I carabinieri del RIS saranno oggi nell’abitazione di Paolo Morandini, lo scultore ucciso venerdì sera ad Aosta nel suo laboratorio poi dato alle fiamme. Il corpo dell’uomo presentava diverse tumefazioni ed era in parte bruciato. Una pista precisa da seguire non ci sarebbe ancora. Si indaga «a 360 gradi» ha detto il comandante dei carabinieri

di remar


I carabinieri del RIS saranno oggi nell’abitazione di Paolo Morandini, lo scultore ucciso venerdì sera ad Aosta nel suo laboratorio poi dato alle fiamme. Il corpo dell’uomo presentava diverse tumefazioni ed era in parte bruciato. Una pista precisa da seguire non ci sarebbe ancora.

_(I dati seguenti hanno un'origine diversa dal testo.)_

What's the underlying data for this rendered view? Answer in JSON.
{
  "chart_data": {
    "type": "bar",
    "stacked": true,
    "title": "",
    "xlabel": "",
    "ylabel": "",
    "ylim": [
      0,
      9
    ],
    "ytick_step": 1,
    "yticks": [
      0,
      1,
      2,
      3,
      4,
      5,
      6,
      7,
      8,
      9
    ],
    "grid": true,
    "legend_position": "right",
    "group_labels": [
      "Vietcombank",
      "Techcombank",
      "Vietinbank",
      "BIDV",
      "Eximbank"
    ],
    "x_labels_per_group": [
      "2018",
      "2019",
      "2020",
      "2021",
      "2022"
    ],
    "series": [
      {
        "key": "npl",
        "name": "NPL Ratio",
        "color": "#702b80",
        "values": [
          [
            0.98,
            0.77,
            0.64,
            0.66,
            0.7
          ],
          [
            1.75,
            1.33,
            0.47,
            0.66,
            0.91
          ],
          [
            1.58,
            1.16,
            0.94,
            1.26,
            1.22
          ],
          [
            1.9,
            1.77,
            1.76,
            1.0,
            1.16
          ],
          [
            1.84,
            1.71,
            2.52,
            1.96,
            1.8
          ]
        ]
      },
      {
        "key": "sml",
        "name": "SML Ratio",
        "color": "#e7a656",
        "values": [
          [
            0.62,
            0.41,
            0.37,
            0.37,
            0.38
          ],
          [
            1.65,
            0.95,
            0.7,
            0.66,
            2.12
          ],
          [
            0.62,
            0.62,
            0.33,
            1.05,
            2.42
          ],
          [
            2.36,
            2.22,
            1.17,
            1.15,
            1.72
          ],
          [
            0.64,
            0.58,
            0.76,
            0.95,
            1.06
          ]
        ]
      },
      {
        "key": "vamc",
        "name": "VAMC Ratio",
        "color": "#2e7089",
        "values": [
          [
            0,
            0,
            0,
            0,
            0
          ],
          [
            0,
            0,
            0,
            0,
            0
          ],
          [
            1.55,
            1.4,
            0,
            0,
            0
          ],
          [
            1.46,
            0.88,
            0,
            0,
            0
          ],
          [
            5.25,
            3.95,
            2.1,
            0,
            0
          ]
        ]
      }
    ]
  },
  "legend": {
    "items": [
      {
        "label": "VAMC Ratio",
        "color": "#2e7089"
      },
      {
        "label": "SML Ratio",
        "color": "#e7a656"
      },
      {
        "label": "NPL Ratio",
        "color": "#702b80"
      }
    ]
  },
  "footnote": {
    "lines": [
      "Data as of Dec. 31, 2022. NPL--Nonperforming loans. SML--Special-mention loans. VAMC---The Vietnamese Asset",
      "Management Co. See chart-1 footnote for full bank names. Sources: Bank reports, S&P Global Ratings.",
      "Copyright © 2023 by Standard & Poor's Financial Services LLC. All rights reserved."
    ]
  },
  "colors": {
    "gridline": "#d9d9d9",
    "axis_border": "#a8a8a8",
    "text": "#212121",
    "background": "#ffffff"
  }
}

Si indaga «a 360 gradi» ha detto il comandante dei carabinieri Guido Di Vita. Morandini sarebbe stato colpito e ucciso con un oggetto contundente. Alcune delle sculture in legno presenti nello studio dell’uomo sono state portate via dagli investigatori per fare delle analisi.

Per oggi è prevista anche l’autopsia sul corpo della vittima mentre in città rimane lo sbigottimento per un delitto che nessuno riesce a spiegarsi. «Era una persona innocua. Non posso pensare che avesse nemici» dice la dipendente di un’osteria vicina alla casa in cui Morandini aveva anche il suo laboratorio, in via Trottechien, nel centro storico.

Qualcun altro parla di «Balordi in cerca di guai. Ci salvano i cancelli – dice -. L’impossibilità di accesso ci tiene al riparo da problemi seri». «Adesso che c’è stato il morto speriamo di vedere più forze dell’ordine»; «hanno ammazzato quel povero uomo. Era discreto, ma non asociale. Non disturbava nessuno e, sopratutto, non chiedeva mai niente. Aveva una grande dignità».